Safely restart the OpenClaw Gateway with context preservation and automated health verification.

## Prerequisites

- `commands.restart: true` in `openclaw.json`
- Agent has `gateway` and `exec` tools allowed
- Config file ready (copy `config.example.yaml`, fill in values, pass via `--config`)

## Flow

```
write_context.py → restart.py → [SIGUSR1] → guardian.py monitors → postcheck.py verifies
```

### 1. Write Context

```bash
python3 <skill-dir>/scripts/write_context.py \
  --config <config-path> \
  --reason "config change" \
  --verify 'openclaw health --json' 'ok' \
  --resume "report restart result to user"
```

Generates a context file with YAML frontmatter (machine-readable: reason, verify commands, resume steps, rollback path) and Markdown body (human-readable notes).

### 2. Restart

```bash
python3 <skill-dir>/scripts/restart.py --config <config-path> --reason "config change"
```

Validates context → checks cooldown lock → backs up `openclaw.json` → spawns guardian (detached, survives restart) → sends pre-restart notification → triggers `gateway.restart`.

### 3. Post-Restart Verification

After gateway pings the session back:

```bash
python3 <skill-dir>/scripts/postcheck.py --config <config-path>
```

Reads `verify` commands from context frontmatter, runs each, compares output to expected value.
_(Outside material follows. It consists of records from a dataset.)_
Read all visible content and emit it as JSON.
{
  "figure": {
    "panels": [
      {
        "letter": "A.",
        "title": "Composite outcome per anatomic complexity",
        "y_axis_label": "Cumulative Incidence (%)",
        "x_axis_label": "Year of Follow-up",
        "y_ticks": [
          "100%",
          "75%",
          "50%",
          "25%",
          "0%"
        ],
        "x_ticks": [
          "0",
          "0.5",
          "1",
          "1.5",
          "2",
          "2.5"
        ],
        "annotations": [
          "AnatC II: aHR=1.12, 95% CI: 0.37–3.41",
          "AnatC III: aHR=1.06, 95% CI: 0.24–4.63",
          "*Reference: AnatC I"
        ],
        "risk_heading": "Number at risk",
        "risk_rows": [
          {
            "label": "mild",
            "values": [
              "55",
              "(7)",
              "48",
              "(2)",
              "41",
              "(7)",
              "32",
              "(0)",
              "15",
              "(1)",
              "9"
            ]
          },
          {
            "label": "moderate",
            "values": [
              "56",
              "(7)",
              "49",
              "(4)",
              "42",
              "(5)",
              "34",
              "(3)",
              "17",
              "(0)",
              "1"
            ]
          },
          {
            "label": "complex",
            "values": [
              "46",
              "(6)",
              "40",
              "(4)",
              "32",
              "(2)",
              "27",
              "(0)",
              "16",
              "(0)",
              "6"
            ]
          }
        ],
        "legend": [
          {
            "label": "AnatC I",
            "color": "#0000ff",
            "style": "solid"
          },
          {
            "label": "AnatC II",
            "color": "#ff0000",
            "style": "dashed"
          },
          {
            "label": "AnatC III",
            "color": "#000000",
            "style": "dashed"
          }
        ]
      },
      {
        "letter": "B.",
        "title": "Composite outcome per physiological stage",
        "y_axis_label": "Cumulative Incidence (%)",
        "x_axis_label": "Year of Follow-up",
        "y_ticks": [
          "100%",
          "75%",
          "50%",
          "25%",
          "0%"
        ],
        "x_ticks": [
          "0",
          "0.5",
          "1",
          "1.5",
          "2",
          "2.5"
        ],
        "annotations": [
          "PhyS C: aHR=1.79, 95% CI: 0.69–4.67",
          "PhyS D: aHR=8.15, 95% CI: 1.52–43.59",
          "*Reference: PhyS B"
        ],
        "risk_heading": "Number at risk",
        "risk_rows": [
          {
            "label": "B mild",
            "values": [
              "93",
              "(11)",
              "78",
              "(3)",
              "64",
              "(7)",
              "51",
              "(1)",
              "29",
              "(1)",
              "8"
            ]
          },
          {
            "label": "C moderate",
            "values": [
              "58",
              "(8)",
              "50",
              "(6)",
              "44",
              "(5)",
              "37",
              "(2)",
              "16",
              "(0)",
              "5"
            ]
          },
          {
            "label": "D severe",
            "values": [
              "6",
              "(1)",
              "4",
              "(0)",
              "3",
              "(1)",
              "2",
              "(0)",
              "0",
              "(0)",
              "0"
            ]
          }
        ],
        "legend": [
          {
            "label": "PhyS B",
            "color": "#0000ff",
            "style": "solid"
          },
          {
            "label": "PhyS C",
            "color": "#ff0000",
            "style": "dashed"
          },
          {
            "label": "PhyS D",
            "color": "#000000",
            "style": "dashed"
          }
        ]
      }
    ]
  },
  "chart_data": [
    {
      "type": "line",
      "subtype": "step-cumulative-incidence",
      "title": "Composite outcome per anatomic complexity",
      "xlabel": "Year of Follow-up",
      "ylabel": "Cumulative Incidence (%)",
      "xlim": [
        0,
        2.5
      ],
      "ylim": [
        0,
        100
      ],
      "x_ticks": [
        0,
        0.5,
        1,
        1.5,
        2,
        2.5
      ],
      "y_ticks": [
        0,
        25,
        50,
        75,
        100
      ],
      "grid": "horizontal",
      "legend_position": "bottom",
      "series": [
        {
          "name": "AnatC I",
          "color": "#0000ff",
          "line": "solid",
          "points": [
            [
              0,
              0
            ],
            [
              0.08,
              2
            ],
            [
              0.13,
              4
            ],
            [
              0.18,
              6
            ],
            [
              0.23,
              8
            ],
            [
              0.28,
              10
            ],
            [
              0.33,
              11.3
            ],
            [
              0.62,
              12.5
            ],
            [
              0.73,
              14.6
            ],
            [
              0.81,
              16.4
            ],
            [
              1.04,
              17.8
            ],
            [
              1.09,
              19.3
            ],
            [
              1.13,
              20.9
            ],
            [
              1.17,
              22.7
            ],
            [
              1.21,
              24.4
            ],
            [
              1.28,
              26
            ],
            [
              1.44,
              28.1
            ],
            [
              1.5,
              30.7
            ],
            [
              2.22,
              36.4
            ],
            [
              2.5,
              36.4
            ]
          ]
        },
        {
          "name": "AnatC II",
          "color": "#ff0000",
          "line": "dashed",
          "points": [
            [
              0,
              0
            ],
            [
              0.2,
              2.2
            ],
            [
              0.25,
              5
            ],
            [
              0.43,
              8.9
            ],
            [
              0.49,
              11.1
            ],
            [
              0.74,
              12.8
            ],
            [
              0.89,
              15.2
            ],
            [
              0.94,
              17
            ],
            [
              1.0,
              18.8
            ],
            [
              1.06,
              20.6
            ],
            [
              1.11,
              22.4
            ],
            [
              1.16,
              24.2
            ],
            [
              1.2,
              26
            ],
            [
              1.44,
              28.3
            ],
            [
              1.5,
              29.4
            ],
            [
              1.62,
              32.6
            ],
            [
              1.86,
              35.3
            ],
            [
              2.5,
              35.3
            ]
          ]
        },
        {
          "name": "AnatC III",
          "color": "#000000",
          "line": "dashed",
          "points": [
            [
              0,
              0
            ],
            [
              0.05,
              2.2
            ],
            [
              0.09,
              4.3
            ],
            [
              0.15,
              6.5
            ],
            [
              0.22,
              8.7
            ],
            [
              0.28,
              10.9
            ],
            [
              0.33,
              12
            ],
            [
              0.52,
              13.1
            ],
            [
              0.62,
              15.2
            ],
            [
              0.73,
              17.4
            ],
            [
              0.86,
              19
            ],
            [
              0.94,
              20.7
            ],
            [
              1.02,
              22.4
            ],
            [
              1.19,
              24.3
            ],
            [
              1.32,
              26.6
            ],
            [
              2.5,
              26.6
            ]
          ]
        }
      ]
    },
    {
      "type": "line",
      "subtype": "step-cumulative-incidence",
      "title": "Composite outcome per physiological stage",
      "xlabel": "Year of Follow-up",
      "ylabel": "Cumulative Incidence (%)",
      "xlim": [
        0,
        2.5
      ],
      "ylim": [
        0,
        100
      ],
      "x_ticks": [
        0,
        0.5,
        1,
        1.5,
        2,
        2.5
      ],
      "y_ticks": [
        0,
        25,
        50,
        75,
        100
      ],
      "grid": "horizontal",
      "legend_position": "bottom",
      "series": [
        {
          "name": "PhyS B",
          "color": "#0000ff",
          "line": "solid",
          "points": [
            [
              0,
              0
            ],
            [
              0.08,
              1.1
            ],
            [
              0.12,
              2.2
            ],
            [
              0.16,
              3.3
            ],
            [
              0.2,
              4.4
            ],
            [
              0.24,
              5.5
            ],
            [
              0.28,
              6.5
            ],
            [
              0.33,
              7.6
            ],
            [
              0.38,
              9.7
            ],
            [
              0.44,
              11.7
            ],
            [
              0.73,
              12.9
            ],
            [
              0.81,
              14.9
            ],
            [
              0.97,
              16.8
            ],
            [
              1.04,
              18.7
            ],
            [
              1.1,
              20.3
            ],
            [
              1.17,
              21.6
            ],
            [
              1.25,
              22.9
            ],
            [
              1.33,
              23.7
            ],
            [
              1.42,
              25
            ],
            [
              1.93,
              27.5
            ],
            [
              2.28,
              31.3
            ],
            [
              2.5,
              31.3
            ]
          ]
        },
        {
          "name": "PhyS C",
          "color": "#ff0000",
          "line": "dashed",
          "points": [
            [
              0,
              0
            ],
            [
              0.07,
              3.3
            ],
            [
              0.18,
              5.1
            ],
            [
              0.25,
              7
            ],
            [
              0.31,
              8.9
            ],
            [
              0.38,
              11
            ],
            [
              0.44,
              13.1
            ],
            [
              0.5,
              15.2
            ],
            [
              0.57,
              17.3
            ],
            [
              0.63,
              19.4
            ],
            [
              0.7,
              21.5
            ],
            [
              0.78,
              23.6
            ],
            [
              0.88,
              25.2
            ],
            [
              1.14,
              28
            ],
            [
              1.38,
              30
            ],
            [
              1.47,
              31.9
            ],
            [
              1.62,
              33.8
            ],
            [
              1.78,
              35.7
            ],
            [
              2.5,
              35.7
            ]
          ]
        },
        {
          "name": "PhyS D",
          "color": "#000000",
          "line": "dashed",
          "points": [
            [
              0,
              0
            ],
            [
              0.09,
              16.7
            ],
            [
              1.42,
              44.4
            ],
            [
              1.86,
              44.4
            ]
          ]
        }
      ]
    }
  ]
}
Returns JSON (`--json`) or human-readable report.

### 4. Guardian Behavior

Runs independently. Polls `openclaw health --json` every N seconds.
- **Success**: sends notification, releases lock, exits 0
- **Timeout**: runs diagnostics (`openclaw doctor`, log tail), sends failure notification with diagnostics, releases lock, exits 1

Notification priority: OpenClaw message tool (primary) → all configured fallback channels broadcast (Telegram/Discord/Slack/generic webhook). Multiple channels can be enabled simultaneously.

## Safety

- **Cooldown lock**: minimum interval between restarts (default 600s)
- **Consecutive failure limit**: stops auto-restart after N failures (default 3)
- **Config backup**: `openclaw.json` backed up before each restart
- **Guardian detached**: `start_new_session=True` (setsid), not `exec background`

## Troubleshooting

See `references/troubleshooting.md` for common issues (lock cleanup, notification failures, verification mismatches).